Thanks. And yes, I am still debating on the new aftermarket ebay headlights.. but as of now the price is too high, and I'm actually starting to like the 6k hids in the stock housings anyway. The cutoff is clean so I'll probably just keep it the way it is. Be sure to let us know how the 303 works on our interior. I used to use it a while back on my boat cover and really liked the stuff.


----------



## Starks8 (Jul 20, 2011)

Andy2012ltz_rs said:


> Today I finally got around to applying a coat of pinnacle souveran wax on my new cruze. For those that don't know, this isn't your everyday wax that you can hop in your car and go buy at you local auto parts store. You can only order it online. It isn't cheap by any means.. 95 bucks a jar.. ouch! (a coupon code for 20% off can be found using google search making it a bit cheaper), but the results practically speak for themselves. Application is extremely easy and jar should last you around 20 coats which sort of justifies the price (an educated guess based on how much I used). You can apply it in direct sunlight, don't have to worry about white residue, and use it on literally your entire car. I found my self waxing everything but the glass and tires (even the rims). I've never seen a product give paint so much depth, shine, reflection and bring out the metal flakes like this stuff does. It's truly an exceptional wax in a league of its own. I guess the real test will be long term durability (which I will update in the near future). As of now, to say that I'm impressed would be a huge understatement. :eyedroolA: But enough about what I think, check out the pics and judge the results for yourself. :th_coolio:


Hey Andy, ever since seeing these pictures of your car all cleaned up and waxed with this pinnacle souveran wax, I've been telling myself when i get my 2013 Cruze that this exact wax will be the one I buy. However you have a black cruze and I plan on buying a white cruze...

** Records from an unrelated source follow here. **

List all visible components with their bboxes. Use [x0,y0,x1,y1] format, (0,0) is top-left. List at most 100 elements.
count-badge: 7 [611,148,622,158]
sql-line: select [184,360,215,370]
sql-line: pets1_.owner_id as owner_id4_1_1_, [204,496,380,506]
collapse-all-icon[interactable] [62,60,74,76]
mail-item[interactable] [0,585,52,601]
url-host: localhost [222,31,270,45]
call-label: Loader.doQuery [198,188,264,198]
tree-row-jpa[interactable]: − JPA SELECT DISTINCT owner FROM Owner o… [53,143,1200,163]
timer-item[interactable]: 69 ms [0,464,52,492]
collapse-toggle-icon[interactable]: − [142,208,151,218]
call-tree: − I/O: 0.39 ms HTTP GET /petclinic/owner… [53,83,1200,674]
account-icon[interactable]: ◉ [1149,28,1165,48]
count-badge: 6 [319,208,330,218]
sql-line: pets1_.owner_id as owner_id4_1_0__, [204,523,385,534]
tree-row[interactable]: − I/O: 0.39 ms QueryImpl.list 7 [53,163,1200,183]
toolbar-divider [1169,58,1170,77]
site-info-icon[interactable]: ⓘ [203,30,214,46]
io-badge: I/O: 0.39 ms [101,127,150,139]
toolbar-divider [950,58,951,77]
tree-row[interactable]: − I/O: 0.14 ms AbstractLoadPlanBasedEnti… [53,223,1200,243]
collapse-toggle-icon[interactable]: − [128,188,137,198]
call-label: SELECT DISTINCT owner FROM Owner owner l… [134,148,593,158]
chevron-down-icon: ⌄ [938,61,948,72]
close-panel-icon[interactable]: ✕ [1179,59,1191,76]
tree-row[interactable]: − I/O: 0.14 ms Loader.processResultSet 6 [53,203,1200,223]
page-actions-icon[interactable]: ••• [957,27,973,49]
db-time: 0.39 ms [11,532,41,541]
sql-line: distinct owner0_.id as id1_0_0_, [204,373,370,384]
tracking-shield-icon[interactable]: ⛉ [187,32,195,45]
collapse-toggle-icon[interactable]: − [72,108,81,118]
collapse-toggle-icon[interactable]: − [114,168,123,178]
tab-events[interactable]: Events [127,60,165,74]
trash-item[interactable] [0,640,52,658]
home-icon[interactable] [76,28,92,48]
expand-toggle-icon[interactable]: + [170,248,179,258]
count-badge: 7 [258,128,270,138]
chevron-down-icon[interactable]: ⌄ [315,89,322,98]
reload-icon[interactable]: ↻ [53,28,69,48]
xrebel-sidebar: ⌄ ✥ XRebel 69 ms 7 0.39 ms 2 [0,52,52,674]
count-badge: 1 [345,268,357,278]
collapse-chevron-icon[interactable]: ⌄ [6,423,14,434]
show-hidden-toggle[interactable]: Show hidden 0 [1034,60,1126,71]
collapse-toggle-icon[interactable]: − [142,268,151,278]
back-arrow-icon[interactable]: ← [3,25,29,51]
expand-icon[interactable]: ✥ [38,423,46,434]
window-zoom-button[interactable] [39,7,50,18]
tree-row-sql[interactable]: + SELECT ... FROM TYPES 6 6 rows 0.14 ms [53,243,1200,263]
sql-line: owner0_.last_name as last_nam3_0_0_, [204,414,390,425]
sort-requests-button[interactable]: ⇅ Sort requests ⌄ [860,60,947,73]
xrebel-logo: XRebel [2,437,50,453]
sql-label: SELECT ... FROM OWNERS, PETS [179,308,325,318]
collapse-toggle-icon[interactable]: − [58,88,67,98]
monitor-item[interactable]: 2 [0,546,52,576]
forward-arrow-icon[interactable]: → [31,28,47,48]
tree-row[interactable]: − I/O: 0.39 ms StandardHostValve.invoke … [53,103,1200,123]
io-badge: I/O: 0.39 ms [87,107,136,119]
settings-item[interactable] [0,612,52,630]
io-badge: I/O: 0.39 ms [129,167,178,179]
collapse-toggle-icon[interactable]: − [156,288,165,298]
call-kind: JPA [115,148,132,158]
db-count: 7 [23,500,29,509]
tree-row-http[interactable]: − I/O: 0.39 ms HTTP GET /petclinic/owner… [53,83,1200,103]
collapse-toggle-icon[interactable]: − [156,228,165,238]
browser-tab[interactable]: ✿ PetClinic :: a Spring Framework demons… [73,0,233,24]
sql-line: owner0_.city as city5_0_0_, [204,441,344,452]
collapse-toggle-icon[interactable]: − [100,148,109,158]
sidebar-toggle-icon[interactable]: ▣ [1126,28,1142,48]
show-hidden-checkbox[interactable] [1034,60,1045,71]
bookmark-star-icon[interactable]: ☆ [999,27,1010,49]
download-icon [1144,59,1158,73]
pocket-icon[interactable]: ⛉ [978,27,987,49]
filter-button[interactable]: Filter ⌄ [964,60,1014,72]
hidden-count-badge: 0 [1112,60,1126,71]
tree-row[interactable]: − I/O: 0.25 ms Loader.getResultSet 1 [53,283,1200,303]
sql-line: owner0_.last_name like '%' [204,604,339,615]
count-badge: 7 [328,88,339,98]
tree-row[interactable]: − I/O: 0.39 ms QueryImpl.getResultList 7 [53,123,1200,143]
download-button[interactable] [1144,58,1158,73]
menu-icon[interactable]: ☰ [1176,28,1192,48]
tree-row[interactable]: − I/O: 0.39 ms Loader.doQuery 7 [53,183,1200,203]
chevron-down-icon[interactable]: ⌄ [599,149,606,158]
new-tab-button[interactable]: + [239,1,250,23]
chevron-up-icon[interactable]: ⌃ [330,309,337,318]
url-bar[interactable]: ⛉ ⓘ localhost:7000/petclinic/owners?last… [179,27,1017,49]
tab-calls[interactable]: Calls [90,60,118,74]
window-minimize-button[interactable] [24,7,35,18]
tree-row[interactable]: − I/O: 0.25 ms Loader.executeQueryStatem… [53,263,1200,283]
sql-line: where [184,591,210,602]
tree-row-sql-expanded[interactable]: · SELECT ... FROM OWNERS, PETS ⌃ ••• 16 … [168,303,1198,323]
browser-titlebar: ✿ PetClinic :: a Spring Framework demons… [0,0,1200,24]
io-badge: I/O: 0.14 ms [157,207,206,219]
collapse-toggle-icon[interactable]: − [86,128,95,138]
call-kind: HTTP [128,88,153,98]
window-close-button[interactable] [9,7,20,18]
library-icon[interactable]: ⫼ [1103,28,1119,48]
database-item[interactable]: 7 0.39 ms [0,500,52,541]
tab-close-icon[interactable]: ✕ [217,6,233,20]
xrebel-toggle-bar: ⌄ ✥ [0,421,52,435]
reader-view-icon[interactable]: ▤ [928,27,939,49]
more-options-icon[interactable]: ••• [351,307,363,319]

so I wanted to ask you and others on here that might know, if this exact pinnacle souveran wax would work well on a white car and if this wax can be applied be hand and if it's easy to apply and wipe off by hand since it's a paste wax and not a liquid wax? Also I've heard that waxes like Dodo Juice diamond white and Meguiar's NXT Tech Wax 2.0 are pretty good for white colored cars. Would you or others know if that's true and if not which waxes are best for a white colored car. Thanks!


----------